Even as airline executives crank up their enthusiasm about the travel rebound to maximum volume, analysts see cracks elsewhere in the industry.
In a new report, Wolfe Research analysts said they now expect the online travel sector to underperform the S&P 500 by at least 10% over the next 12 months, and they downgraded travel-planning websites Booking Holdings Inc., Expedia Group Inc. and Tripadvisor Inc. in the process.
“Travel demand is likely to moderate amidst macroeconomic slowdown in 2023 and consensus does not appear to reflect the magnitude accurately,” analysts Deepak Mathivanan, Zach Morrissey and Jack Halpert wrote in a note to clients.
The analysts also said that many online travel platforms have “ventured into less efficient customer acquisition channels” over the past 12 to 18 months, and that there were few options available to expand margins.
Wolfe Research said Booking Holdings’
exposure to Europe, where the pain from inflation and an energy crisis has been more pronounced, was a risk for the company heading into next year. The analysts downgraded the stock to their version of a hold rating. They also downgraded both Expedia
to their version of a sell rating, from hold.
The recovery in Expedia’s lodging business had lagged its peers, and its rebound overall faced pressure from Booking Holdings’ “aggressive” investments in markets like the U.S., the analysts said, adding that Expedia is also at risk of “sustained share losses during a potential downturn in 2023 given its sub-par marketing efficiencies and product mix.”
For Tripadvisor, they noted that its appeal to travelers is “eroding steadily as travel research continues to expand beyond Tripadvisor in recent years.” Another risk heading into next year, they said, was the company’s “significant revenue concentration in the core Hotel auction business.”

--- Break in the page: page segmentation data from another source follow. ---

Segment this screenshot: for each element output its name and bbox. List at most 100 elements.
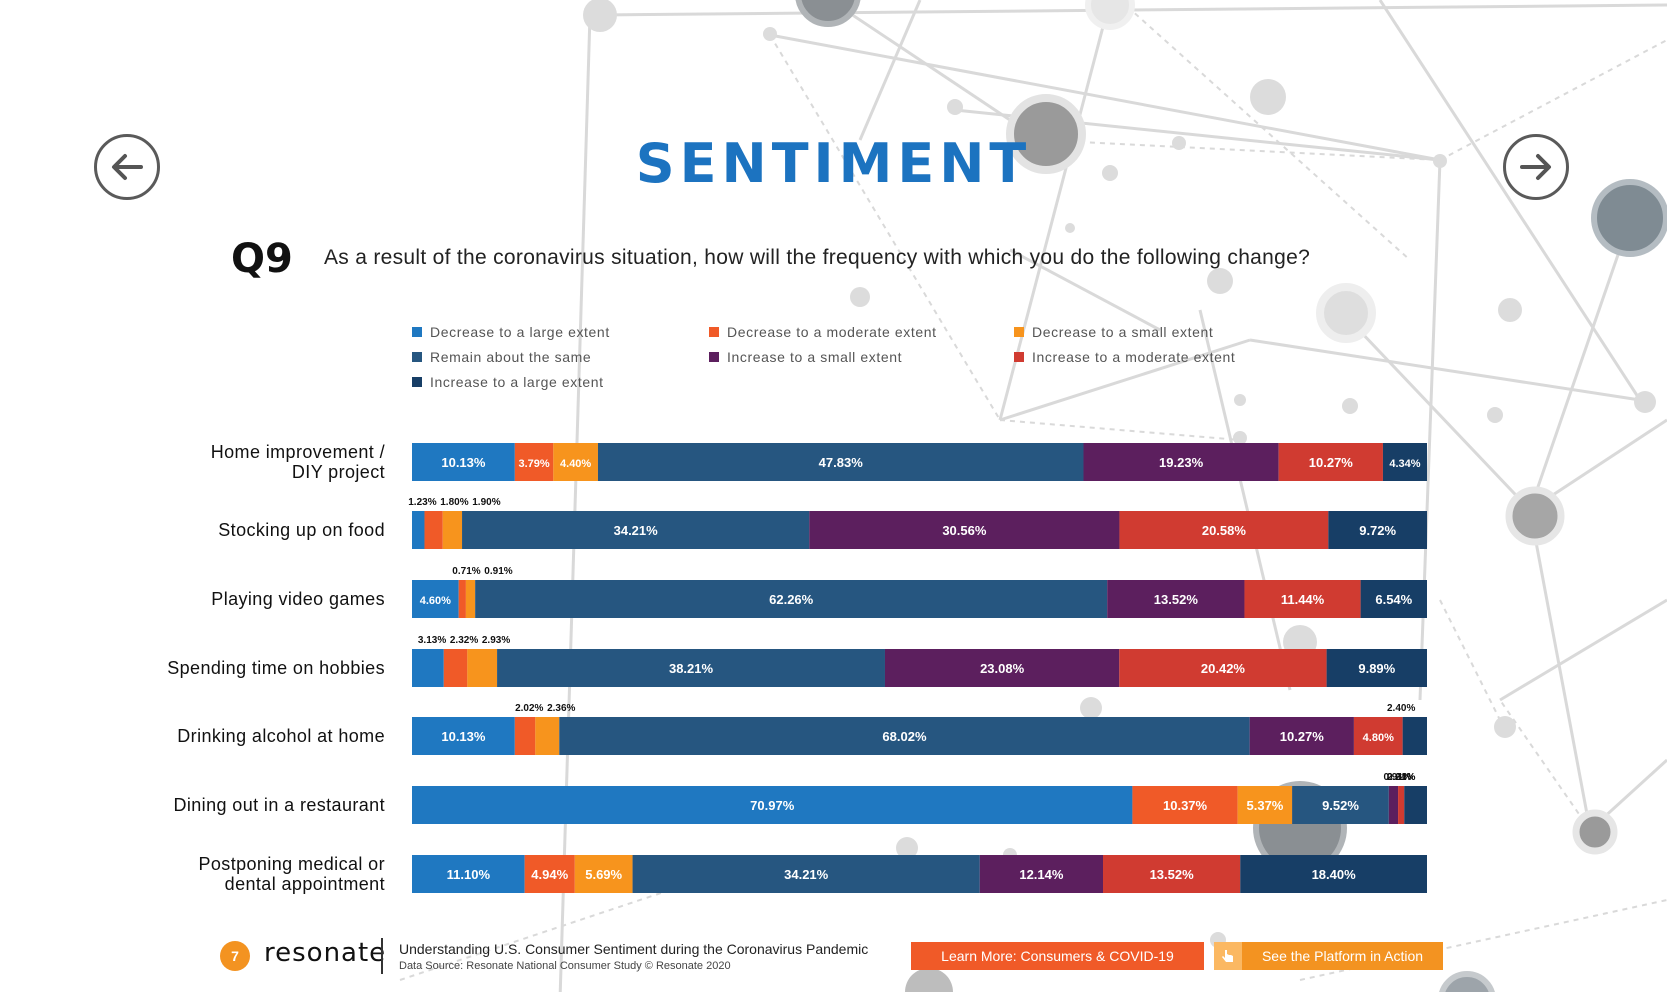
data-label: 30.56% bbox=[942, 523, 987, 538]
bar-segment bbox=[458, 580, 466, 618]
data-label: 3.79% bbox=[518, 458, 549, 470]
data-label: 9.72% bbox=[1359, 523, 1396, 538]
data-label: 34.21% bbox=[784, 867, 829, 882]
bar-segment bbox=[1119, 649, 1327, 687]
bar-segment bbox=[497, 649, 885, 687]
bar-segment bbox=[412, 443, 515, 481]
bar-segment bbox=[465, 580, 476, 618]
data-label: 20.58% bbox=[1202, 523, 1247, 538]
bar-segment bbox=[424, 511, 443, 549]
category-label: Stocking up on food bbox=[125, 520, 385, 540]
data-label: 4.94% bbox=[531, 867, 568, 882]
data-label: 2.36% bbox=[547, 703, 575, 714]
bar-segment bbox=[1388, 786, 1399, 824]
previous-slide-button[interactable] bbox=[94, 134, 160, 200]
bar-segment bbox=[884, 649, 1120, 687]
legend-item: Decrease to a moderate extent bbox=[709, 324, 937, 340]
bar-segment bbox=[1402, 717, 1427, 755]
bar-segment bbox=[1132, 786, 1238, 824]
bar-segment bbox=[574, 855, 633, 893]
data-label: 10.13% bbox=[441, 455, 486, 470]
bar-segment bbox=[597, 443, 1084, 481]
bar-segment bbox=[632, 855, 980, 893]
bar-segment bbox=[1249, 717, 1354, 755]
legend-swatch bbox=[412, 327, 422, 337]
category-label-line: Dining out in a restaurant bbox=[173, 795, 385, 815]
bar-segment bbox=[1119, 511, 1329, 549]
data-label: 6.54% bbox=[1375, 592, 1412, 607]
data-label: 13.52% bbox=[1150, 867, 1195, 882]
data-label: 3.13% bbox=[418, 635, 446, 646]
bar-segment bbox=[412, 511, 425, 549]
legend-swatch bbox=[412, 352, 422, 362]
bar-segment bbox=[475, 580, 1108, 618]
data-label: 9.52% bbox=[1322, 798, 1359, 813]
bar-segment bbox=[524, 855, 575, 893]
category-label-line: Drinking alcohol at home bbox=[177, 726, 385, 746]
category-label-line: Spending time on hobbies bbox=[167, 658, 385, 678]
data-label: 70.97% bbox=[750, 798, 795, 813]
bar-segment bbox=[514, 717, 536, 755]
data-label: 0.91% bbox=[1383, 772, 1411, 783]
bar-segment bbox=[1083, 443, 1279, 481]
bar-segment bbox=[1326, 649, 1427, 687]
category-label-line: Playing video games bbox=[211, 589, 385, 609]
data-label: 34.21% bbox=[614, 523, 659, 538]
data-label: 19.23% bbox=[1159, 455, 1204, 470]
data-source: Data Source: Resonate National Consumer … bbox=[399, 960, 731, 972]
bar-segment bbox=[1398, 786, 1405, 824]
bar-segment bbox=[1107, 580, 1245, 618]
data-label: 11.10% bbox=[447, 867, 491, 882]
data-label: 10.27% bbox=[1280, 729, 1325, 744]
legend-item: Increase to a moderate extent bbox=[1014, 349, 1235, 365]
data-label: 10.13% bbox=[441, 729, 486, 744]
learn-more-button[interactable]: Learn More: Consumers & COVID-19 bbox=[911, 942, 1204, 970]
page-number-badge: 7 bbox=[220, 941, 250, 971]
bar-segment bbox=[1237, 786, 1293, 824]
data-label: 5.69% bbox=[585, 867, 622, 882]
arrow-left-icon bbox=[112, 154, 143, 180]
category-label: Playing video games bbox=[125, 589, 385, 609]
pointer-hand-icon bbox=[1214, 942, 1242, 970]
category-label-line: Home improvement / bbox=[210, 442, 385, 462]
legend-swatch bbox=[1014, 352, 1024, 362]
data-label: 2.24% bbox=[1387, 772, 1415, 783]
data-label: 4.80% bbox=[1363, 732, 1394, 744]
legend-label: Increase to a small extent bbox=[727, 349, 903, 365]
question-text: As a result of the coronavirus situation… bbox=[324, 246, 1311, 269]
data-label: 10.37% bbox=[1163, 798, 1208, 813]
legend-item: Increase to a small extent bbox=[709, 349, 902, 365]
data-label: 10.27% bbox=[1309, 455, 1354, 470]
category-label: Dining out in a restaurant bbox=[125, 795, 385, 815]
legend-label: Increase to a large extent bbox=[430, 374, 604, 390]
data-label: 2.40% bbox=[1387, 703, 1415, 714]
bar-segment bbox=[1292, 786, 1389, 824]
bar-segment bbox=[412, 580, 459, 618]
data-label: 38.21% bbox=[669, 661, 714, 676]
data-label: 62.26% bbox=[769, 592, 814, 607]
category-label: Spending time on hobbies bbox=[125, 658, 385, 678]
category-label: Home improvement / DIY project bbox=[125, 442, 385, 482]
data-label: 5.37% bbox=[1247, 798, 1284, 813]
legend-label: Decrease to a moderate extent bbox=[727, 324, 937, 340]
data-label: 12.14% bbox=[1019, 867, 1064, 882]
data-label: 4.40% bbox=[560, 458, 591, 470]
data-label: 18.40% bbox=[1312, 867, 1357, 882]
bar-segment bbox=[462, 511, 810, 549]
see-platform-button[interactable]: See the Platform in Action bbox=[1214, 942, 1443, 970]
legend-item: Increase to a large extent bbox=[412, 374, 604, 390]
bar-segment bbox=[809, 511, 1120, 549]
next-slide-button[interactable] bbox=[1503, 134, 1569, 200]
arrow-right-icon bbox=[1520, 154, 1551, 180]
data-label: 47.83% bbox=[819, 455, 864, 470]
data-label: 23.08% bbox=[980, 661, 1025, 676]
legend-item: Decrease to a small extent bbox=[1014, 324, 1213, 340]
data-label: 13.52% bbox=[1154, 592, 1199, 607]
data-label: 0.91% bbox=[484, 566, 512, 577]
bar-segment bbox=[979, 855, 1104, 893]
bar-segment bbox=[412, 649, 444, 687]
bar-segment bbox=[442, 511, 463, 549]
data-label: 68.02% bbox=[882, 729, 927, 744]
page-title: SENTIMENT bbox=[635, 132, 1032, 195]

The analysts kept their version of a hold rating on Airbnb Inc.
They said the online platform, which offers short-term stays at other people’s homes, faces challenges as the platform’s novelty wears off. They said shifts toward “alternative accommodations” are likely to be less meaningful in the future and that the uptick in pandemic-related demand could fade.
“[Airbnb] has benefited from strong growth in use cases such as long-term stays (LTS) and suburban stays on the platform,” the analysts said. “These trends are supported by flexible work policies to some extent. As we look ahead, we do not expect sustained growth from these use cases as pandemic behavior reverts slowly.”
Shares of Expedia fell 6% to 90.67 on Wednesday, while Tripadvisor lost 6.1% and was trading at 17.86. Booking Holdings dropped 3.5% to 1970, and Airbnb retreated 3% to 90.34.
Wolfe Research downgraded the sector after travel demand roared back this year following two years of COVID-19 restrictions. That demand pushed prices for airfares and hotel stays higher and ran up against understaffed airlines, bad weather and flight cancellations.
Still, airline executives have remained bullish heading into 2023, despite rising prices for basics. Southwest Airlines Co.
on Wednesday reinstated its quarterly dividend in connection with its Investor Day and said it expected “strong leisure and business revenue trends” to continue in the fourth quarter. While airline management left the outlook for that quarter largely unchanged, it said it expected solid leisure demand to extend into the first quarter of 2023.
JPMorgan analysts, in a note on Tuesday assuming coverage on cruise lines, said there was still more to like than not about those stocks, citing pent-up demand. But they also noted “macro concerns and the potential for additional debt and/or equity raises in an environment where capital costs have risen materially.”
Travel stocks have generally fallen this year. Most analysts have buy ratings on Booking Holdings and hold ratings on Expedia and Airbnb, according to data tracked by FactSet. A majority of analysts have a hold or sell rating on Tripadvisor.